File metadata and controls

30 lines (22 loc) · 2.62 KB

Spoke Backlog

Distribution (ship blockers)

  • App icon (.icns)
  • Code signing + notarization — Apple Developer account ($99/yr). Required for clean install without "unidentified developer" dialog. Also stabilizes TCC permissions across rebuilds.
  • First-launch model download with progress UI — Currently the model downloads silently on first transcription (~400MB), which looks like a hang. Need a dialog with progress bar.
  • README demo GIF/video — Demo recorded, being sliced.

Product (v1.1+)

  • Menubar source toggles — Independent selection of preview and transcription backends. Previews: local | sidecar | off. Transcription: local | sidecar.
  • Paste-failure recovery — Shipped. Recovery overlay with retry/dismiss/clipboard columns, OCR verification, bounce animation on failure.
  • Toggle mode — Press-to-start/press-to-stop as alternative to hold-to-record. Configurable hotkey via menubar dropdown. For accessibility and workflows where holding is impractical.
  • Bundle size optimization — torch is ~245MB of dead weight (only needed by mlx_whisper's unused torch_whisper.py). Investigate dropping without breaking metallib resolution.

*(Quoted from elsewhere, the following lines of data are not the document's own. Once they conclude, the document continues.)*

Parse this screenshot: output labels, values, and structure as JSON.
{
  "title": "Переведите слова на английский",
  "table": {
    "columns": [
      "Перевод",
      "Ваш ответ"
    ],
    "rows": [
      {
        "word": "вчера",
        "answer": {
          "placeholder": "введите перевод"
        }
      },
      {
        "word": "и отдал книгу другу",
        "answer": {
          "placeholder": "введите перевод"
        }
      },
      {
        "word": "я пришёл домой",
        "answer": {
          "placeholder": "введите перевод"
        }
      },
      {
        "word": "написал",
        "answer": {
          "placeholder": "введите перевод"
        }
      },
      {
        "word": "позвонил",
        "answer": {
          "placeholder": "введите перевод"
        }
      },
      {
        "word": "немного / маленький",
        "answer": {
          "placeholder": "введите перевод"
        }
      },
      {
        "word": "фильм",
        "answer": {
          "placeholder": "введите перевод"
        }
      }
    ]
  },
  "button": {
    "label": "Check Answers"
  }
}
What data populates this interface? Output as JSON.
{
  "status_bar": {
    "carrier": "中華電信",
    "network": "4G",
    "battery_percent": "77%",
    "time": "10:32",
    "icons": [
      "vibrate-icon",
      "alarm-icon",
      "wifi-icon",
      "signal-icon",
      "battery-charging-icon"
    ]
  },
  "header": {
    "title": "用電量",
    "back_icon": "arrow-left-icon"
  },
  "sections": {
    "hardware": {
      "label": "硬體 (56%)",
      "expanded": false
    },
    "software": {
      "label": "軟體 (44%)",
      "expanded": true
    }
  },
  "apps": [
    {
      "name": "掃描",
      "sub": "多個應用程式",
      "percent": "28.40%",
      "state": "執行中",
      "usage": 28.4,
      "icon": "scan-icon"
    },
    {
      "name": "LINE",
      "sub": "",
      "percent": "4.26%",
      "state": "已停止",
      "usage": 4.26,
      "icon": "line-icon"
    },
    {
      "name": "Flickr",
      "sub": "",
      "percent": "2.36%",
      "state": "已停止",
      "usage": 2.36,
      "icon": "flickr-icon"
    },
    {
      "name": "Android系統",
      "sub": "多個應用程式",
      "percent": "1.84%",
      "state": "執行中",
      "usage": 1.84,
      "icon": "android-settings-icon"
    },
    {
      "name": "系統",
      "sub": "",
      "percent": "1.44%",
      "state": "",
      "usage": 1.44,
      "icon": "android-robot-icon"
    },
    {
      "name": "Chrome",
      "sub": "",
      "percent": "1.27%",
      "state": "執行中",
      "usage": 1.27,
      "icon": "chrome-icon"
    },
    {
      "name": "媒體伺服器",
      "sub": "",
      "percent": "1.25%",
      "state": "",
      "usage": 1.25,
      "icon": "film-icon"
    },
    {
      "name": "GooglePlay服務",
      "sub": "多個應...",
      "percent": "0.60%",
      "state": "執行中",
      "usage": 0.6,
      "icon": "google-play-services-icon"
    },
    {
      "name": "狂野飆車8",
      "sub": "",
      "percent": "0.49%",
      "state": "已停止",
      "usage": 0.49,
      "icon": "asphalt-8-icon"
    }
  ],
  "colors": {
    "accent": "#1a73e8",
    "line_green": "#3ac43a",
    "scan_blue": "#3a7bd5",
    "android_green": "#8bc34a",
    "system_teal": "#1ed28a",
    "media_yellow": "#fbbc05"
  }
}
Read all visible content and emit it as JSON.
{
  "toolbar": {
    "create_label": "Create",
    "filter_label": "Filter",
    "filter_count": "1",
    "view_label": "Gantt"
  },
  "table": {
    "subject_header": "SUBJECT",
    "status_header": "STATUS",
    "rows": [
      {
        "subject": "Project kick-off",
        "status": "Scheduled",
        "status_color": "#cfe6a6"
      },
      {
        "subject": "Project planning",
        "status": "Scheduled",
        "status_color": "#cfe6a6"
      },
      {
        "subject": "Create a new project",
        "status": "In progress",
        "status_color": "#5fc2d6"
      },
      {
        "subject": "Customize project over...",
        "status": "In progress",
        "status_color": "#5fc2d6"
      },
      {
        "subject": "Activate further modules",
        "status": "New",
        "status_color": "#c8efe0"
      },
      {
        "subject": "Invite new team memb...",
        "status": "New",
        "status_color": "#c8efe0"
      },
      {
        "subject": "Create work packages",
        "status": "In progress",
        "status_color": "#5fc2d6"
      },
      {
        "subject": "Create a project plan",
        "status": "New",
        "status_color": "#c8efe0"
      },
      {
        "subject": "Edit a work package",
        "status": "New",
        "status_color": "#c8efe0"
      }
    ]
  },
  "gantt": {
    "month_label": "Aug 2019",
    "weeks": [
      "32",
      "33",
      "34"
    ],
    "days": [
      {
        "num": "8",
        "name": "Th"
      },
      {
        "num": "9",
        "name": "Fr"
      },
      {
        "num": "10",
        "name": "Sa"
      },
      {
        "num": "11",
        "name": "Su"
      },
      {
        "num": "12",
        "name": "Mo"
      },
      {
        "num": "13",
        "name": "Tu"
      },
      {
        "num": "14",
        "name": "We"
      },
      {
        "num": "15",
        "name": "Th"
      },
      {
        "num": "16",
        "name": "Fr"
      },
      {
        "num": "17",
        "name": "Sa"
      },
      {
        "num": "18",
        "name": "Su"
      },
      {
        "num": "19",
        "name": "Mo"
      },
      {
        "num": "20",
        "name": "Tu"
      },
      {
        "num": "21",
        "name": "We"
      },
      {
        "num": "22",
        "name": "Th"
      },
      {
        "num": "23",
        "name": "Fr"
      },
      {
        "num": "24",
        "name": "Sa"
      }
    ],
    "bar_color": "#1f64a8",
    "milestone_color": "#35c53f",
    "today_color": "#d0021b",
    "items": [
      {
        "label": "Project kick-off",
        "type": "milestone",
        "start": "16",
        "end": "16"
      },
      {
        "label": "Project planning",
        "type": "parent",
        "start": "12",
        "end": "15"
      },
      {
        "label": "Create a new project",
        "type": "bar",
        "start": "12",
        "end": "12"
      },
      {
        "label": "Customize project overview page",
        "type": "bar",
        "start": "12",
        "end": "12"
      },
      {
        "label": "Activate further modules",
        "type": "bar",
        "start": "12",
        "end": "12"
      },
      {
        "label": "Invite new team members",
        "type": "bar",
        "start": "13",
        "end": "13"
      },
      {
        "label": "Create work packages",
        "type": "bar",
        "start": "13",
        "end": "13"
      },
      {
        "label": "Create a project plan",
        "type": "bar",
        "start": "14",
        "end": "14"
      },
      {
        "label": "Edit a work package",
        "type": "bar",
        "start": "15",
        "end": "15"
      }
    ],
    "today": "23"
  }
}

Phase 5 — Silence-batched hybrid transcription

  • Silence detection — RMS threshold + minimum duration on per-chunk amplitude. Infrastructure already in capture.py.
  • Utterance segmentation — Split audio at silence boundaries into discrete segments.
  • Background sidecar batching — Send completed segments to sidecar during recording, accumulate results.
  • Local preview of current utterance — Real-time transcription of in-progress speech.
  • Result merging — Stitch sidecar segment results + final segment into complete transcription on release.
  • Graceful degradation — If sidecar unavailable, fall back to full-buffer local transcription.

Known issues

  • Command overlay text direction — Both user utterance and assistant response currently extrude upward out of the top of the overlay. Intended behavior: user utterance stays pinned at the top of the overlay, assistant response ascends underneath it. Long responses should scroll upward beneath the fixed utterance header.
  • Glow corner intensity — Linear gradients produce slightly lower intensity at rounded corners where they overlap. Proper fix requires radial/path gradient or CGImage-based rendering.
  • TCC permission fragility — Ad-hoc signing means every rebuild changes binary identity, invalidating Accessibility/Microphone grants. Proper fix is Developer ID certificate (covered above).